Han Yong, Zhang Shao-Wu
MOE Key Laboratory of Information Fusion Technology, School of Automation, Northwestern Polytechnical University, Xi'an 710072, China.
Comput Struct Biotechnol J. 2023 Mar 17;21:2286-2295. doi: 10.1016/j.csbj.2023.03.027. eCollection 2023.
Identification of ncRNA-protein interactions (ncRPIs) through wet experiments is still time-consuming and highly-costly. Although several computational approaches have been developed to predict ncRPIs using the structure and sequence information of ncRNAs and proteins, the prediction accuracy needs to be improved, and the results lack interpretability. In this work, we proposed a novel computational method (called ncRPI-LGAT) to predict the ncRNA-Protein Interactions by transforming the link prediction (, subgraph classification) task into a node classification task in the line network, and introducing a Line Graph ATtention network framework. ncRPI-LGAT first extracts the ncRNA/protein attributes using node2vec, and then generates the local enclosing subgraph of a target ncRNA-protein pair with SEAL. Because using the pooling operations in local enclosing subgraphs to learn a fixed-size feature vector for representing ncRNAs/proteins will cause the information loss, ncRPI-LGAT converts the local enclosing subgraphs into their corresponding line graphs, in which the node corresponds to the edge (, ncRNA-protein pair) of the local enclosing subgraphs. Then, the attention mechanism-based graph neural network GATv2 is used on these line graphs to efficiently learn the embedding features of the target nodes (, ncRNA-protein pairs) by focusing on learning the significance of one ncRNA-protein pair to another ncRNA-protein pair. These embedding features of one ncRNA-protein pair obtained from multi-head attention are concatenated in series and then fed them into a fully connected network to predict ncRPIs. Compared with other state-of-the-art methods in the 5CV test, ncRPI-LGAT shows superior performance on three benchmark datasets, demonstrating the effectiveness of our ncRPI-LGAT method in predicting ncRNA-protein interactions.

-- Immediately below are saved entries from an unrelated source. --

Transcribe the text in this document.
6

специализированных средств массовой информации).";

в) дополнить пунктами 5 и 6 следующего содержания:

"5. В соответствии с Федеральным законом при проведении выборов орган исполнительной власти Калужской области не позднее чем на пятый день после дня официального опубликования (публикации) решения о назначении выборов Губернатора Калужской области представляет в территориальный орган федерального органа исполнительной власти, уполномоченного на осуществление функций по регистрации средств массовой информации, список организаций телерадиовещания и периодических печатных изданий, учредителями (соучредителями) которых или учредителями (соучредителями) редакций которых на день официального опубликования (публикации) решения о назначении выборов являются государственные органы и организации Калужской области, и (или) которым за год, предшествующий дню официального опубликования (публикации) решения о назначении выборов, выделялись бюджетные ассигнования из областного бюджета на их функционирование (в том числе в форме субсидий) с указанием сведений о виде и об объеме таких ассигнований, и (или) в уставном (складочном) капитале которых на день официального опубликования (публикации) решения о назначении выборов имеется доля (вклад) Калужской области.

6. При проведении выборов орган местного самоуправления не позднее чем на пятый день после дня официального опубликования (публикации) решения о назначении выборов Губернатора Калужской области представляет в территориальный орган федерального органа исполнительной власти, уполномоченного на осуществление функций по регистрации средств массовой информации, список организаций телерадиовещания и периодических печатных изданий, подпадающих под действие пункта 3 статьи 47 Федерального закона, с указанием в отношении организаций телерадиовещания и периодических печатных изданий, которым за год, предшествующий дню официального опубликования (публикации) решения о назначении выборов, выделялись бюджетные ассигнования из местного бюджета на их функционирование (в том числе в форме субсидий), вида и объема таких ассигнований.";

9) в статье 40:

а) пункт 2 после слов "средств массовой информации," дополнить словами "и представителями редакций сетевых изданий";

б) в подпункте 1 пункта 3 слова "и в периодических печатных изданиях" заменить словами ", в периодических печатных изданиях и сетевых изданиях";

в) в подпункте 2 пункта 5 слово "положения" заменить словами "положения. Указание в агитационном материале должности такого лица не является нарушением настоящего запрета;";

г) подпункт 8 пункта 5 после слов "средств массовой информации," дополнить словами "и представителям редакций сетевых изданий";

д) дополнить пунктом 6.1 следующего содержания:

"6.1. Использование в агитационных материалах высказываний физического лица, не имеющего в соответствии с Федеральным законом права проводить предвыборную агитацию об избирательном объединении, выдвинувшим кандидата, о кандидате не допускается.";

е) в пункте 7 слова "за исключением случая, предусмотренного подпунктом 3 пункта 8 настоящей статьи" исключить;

通过湿实验鉴定非编码RNA-蛋白质相互作用(ncRPIs)仍然耗时且成本高昂。尽管已经开发了几种计算方法来利用非编码RNA和蛋白质的结构和序列信息预测ncRPIs,但预测准确性仍需提高,且结果缺乏可解释性。在这项工作中,我们提出了一种新颖的计算方法(称为ncRPI-LGAT)来预测非编码RNA-蛋白质相互作用,即将链接预测(即子图分类)任务转换为线网络中的节点分类任务,并引入线图注意力网络框架。ncRPI-LGAT首先使用node2vec提取非编码RNA/蛋白质属性,然后使用SEAL生成目标非编码RNA-蛋白质对的局部封闭子图。由于在局部封闭子图中使用池化操作来学习用于表示非编码RNA/蛋白质的固定大小特征向量会导致信息丢失,ncRPI-LGAT将局部封闭子图转换为其相应的线图,其中节点对应于局部封闭子图的边(即非编码RNA-蛋白质对)。然后,在这些线图上使用基于注意力机制的图神经网络GATv2,通过专注于学习一个非编码RNA-蛋白质对相对于另一个非编码RNA-蛋白质对的重要性,来有效地学习目标节点(即非编码RNA-蛋白质对)的嵌入特征。从多头注意力获得的一个非编码RNA-蛋白质对的这些嵌入特征被串联起来,然后输入到一个全连接网络中以预测ncRPIs。在5折交叉验证测试中,与其他最先进的方法相比,ncRPI-LGAT在三个基准数据集上表现出卓越的性能,证明了我们的ncRPI-LGAT方法在预测非编码RNA-蛋白质相互作用方面的有效性。